She pauses and unfurls slowly around him. “You watch me put on the dresses, and you like it, don’t you? You like the look of me when I put myself on for that room even when you’re ready to break some pendejito in half about it. It feels good to be here, right here, doesn’t it? Like it feels good to touch mink, to touch satin.”

The satin is on the floor. He knows how it feels in his hands. Still, the admission edges up on something he doesn’t like. “What do you mean?”

“Only that even the work—even bad work, on their dime—it doesn’t change the way things really feel, when you get your hands on them.”

“I know what I feel,” he says, hands proving a point on the flare of her hips, and she laughs.

“Ah, ah. There’s always the other thing.” Her first two fingers slip beneath his chin so she can look at him, steady-eyed in the dark. She kisses him like she’s drawing something out of him, slow and sure. He thinks of watching her work back in the shop, of how she’d catch an end of bright ribbon between her teeth, unspooling it long before making the cut. It’s been a long time since the things she makes were made by hand, were things he can see, but she hasn’t stopped the making. “It’s always been the same, no matter where you seek it out. At least your unhooked fish is honest about the nature of it.”

“And what’s that?”

“You know perfectly well.” She draws his hand to her mouth, lets her lips linger. “You come home with bloody knuckles, eager for me—I don’t mistake that for you wanting to bloody me up.”

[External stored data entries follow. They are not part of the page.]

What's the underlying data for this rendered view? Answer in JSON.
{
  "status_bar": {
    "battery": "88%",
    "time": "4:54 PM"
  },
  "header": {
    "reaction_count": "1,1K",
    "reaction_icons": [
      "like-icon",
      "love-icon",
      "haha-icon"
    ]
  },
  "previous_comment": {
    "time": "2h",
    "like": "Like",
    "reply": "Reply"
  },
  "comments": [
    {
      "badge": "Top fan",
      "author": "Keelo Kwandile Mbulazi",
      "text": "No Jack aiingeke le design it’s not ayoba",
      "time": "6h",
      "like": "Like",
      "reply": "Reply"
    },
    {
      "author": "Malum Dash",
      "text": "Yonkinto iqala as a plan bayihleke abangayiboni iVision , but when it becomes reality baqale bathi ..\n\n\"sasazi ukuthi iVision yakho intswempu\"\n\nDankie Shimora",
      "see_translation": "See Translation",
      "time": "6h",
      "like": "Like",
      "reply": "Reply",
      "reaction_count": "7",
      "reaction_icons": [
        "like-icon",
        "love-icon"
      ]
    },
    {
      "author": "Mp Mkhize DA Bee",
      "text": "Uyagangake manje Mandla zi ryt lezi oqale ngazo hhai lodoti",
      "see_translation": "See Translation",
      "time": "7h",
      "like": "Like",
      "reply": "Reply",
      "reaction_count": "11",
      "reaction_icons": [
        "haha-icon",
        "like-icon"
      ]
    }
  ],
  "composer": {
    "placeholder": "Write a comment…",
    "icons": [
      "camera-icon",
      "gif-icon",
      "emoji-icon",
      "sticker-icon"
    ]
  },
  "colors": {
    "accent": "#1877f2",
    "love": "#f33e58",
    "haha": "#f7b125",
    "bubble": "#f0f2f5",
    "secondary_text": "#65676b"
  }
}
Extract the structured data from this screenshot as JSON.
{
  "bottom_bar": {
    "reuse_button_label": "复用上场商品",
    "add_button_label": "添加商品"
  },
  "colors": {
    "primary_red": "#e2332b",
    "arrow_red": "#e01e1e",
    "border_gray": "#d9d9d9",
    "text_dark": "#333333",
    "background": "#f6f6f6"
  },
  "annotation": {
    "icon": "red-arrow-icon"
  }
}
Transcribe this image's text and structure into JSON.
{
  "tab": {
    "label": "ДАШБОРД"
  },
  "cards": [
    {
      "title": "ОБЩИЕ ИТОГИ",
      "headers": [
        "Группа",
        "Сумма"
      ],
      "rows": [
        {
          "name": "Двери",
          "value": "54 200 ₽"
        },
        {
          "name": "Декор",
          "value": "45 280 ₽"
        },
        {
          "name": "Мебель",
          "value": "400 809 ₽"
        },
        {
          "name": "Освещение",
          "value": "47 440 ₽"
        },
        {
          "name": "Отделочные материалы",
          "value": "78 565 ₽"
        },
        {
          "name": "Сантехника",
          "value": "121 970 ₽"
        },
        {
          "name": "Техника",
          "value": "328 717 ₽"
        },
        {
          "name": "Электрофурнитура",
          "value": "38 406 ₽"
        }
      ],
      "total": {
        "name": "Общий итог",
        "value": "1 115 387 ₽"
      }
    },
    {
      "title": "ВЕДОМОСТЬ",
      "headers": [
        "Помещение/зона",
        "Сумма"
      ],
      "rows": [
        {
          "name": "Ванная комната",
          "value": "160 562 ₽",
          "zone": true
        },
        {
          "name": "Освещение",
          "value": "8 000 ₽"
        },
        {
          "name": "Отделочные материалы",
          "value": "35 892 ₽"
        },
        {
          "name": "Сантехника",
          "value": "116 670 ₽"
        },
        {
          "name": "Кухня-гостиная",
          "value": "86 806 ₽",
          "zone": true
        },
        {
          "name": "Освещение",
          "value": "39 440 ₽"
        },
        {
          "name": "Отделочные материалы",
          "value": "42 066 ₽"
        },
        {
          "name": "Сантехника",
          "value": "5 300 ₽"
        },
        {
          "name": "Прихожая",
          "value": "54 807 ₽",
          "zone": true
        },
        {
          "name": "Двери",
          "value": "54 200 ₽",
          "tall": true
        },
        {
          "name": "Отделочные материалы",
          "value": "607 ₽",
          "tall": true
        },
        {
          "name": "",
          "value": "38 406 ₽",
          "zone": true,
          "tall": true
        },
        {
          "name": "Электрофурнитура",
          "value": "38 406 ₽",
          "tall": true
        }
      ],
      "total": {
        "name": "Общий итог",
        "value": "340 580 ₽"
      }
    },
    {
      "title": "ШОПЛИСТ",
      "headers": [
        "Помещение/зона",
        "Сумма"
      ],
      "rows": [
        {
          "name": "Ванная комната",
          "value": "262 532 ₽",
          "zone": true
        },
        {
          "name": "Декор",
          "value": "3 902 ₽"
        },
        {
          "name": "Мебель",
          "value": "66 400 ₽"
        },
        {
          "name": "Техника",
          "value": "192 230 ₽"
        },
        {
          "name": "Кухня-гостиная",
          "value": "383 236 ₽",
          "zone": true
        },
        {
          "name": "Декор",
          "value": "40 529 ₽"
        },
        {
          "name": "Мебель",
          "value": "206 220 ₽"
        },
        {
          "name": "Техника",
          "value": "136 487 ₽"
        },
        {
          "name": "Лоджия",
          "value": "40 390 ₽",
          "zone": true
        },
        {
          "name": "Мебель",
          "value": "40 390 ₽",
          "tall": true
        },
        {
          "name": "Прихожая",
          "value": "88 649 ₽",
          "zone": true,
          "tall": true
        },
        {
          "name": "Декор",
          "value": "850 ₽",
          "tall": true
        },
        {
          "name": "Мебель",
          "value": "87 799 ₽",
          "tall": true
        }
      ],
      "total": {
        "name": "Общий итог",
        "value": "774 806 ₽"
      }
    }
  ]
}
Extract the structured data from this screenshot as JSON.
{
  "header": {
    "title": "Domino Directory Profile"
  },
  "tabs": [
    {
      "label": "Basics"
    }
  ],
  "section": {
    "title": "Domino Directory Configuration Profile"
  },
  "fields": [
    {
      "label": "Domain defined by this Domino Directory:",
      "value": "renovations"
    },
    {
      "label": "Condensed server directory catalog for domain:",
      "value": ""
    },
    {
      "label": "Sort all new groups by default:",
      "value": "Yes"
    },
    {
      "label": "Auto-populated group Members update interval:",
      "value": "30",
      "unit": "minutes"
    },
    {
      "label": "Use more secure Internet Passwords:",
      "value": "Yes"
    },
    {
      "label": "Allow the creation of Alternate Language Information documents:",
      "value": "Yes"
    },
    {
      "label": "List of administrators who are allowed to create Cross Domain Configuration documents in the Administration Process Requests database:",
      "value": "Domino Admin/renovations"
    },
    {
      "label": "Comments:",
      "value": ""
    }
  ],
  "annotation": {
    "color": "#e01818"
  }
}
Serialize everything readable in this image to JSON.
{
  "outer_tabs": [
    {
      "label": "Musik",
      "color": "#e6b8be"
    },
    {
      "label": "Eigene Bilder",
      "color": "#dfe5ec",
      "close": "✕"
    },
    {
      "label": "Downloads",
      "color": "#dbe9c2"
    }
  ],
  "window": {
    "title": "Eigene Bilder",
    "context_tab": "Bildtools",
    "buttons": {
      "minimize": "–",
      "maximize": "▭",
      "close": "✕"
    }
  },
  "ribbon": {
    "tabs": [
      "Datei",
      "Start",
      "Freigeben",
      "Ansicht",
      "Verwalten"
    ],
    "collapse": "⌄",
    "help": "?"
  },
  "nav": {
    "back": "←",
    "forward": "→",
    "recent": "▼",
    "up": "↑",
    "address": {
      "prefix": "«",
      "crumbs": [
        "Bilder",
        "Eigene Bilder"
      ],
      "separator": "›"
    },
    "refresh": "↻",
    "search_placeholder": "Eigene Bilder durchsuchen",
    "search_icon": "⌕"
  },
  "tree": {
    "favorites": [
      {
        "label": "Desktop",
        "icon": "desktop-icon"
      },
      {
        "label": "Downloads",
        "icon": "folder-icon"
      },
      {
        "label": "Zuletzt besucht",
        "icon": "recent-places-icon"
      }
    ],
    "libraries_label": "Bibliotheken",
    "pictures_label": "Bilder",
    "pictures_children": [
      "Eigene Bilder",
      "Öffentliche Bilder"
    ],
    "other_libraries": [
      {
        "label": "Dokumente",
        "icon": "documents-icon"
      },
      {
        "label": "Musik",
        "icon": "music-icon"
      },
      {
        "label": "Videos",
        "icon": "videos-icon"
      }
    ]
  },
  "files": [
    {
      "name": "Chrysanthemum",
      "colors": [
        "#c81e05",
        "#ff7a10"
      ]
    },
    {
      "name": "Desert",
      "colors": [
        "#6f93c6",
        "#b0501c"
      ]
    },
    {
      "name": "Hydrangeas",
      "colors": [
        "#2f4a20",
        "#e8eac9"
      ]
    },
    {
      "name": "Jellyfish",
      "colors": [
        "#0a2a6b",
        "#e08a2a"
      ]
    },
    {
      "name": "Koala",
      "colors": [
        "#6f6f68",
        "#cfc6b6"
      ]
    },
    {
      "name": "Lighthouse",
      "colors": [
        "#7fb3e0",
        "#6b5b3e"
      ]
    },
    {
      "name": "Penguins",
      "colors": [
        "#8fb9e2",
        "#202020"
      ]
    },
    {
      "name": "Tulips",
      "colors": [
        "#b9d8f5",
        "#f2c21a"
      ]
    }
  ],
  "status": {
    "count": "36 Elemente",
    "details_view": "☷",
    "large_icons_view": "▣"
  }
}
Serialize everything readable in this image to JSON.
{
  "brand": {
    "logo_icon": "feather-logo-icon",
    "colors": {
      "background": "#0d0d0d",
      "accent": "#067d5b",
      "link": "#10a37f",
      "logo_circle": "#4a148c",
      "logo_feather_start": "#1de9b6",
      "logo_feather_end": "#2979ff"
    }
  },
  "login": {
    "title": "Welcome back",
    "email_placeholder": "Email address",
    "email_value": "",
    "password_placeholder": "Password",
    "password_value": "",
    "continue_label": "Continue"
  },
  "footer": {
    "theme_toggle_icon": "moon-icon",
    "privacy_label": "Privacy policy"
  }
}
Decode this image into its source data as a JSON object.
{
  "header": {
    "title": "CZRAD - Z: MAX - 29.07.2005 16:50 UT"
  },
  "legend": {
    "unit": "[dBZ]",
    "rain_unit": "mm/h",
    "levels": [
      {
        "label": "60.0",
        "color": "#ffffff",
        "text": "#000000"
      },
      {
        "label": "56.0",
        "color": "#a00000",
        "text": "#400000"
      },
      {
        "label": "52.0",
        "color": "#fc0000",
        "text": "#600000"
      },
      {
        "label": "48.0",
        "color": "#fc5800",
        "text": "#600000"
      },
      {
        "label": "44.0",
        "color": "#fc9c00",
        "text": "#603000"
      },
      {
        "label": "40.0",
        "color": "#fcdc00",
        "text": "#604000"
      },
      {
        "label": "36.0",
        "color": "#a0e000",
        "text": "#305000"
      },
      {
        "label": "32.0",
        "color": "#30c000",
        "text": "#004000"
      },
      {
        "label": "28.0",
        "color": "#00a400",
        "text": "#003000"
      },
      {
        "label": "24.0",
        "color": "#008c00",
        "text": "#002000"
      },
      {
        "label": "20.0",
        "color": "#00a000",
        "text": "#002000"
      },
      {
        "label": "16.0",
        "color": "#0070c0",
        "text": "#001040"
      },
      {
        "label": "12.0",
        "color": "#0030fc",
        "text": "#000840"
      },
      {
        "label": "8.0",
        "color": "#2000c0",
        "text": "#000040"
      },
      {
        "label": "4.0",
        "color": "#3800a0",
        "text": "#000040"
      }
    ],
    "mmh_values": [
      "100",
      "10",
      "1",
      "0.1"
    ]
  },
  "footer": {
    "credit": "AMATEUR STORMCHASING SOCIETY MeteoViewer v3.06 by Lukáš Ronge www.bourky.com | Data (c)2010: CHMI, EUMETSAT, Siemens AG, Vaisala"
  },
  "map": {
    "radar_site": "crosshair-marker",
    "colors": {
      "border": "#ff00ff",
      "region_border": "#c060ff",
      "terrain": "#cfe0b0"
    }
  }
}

He jerks his hand back. “What? Never.”

“I’ve never thought it.” She takes it again, kisses it again, mouth open on the back of knuckles that have split and healed more times than he can count. “You know the value of what you’re touching, when you touch me. See?” She’s smiling, right where he can touch it. His thumb draws slow over the lush swell of her lower lip, where the last of her rouge is not entirely kissed away, and her mouth parts to let him in.

Desire overwhelms him completely—every time, it shocks him with how total it is. Tireless and enormous as the sea, since he was a know-nothing kid standing in the wake of it. Her fingers twine with his as she draws his hand down, steady and slick, between her thighs.

“This isn’t all you want,” she says as she reaches down to guide him home.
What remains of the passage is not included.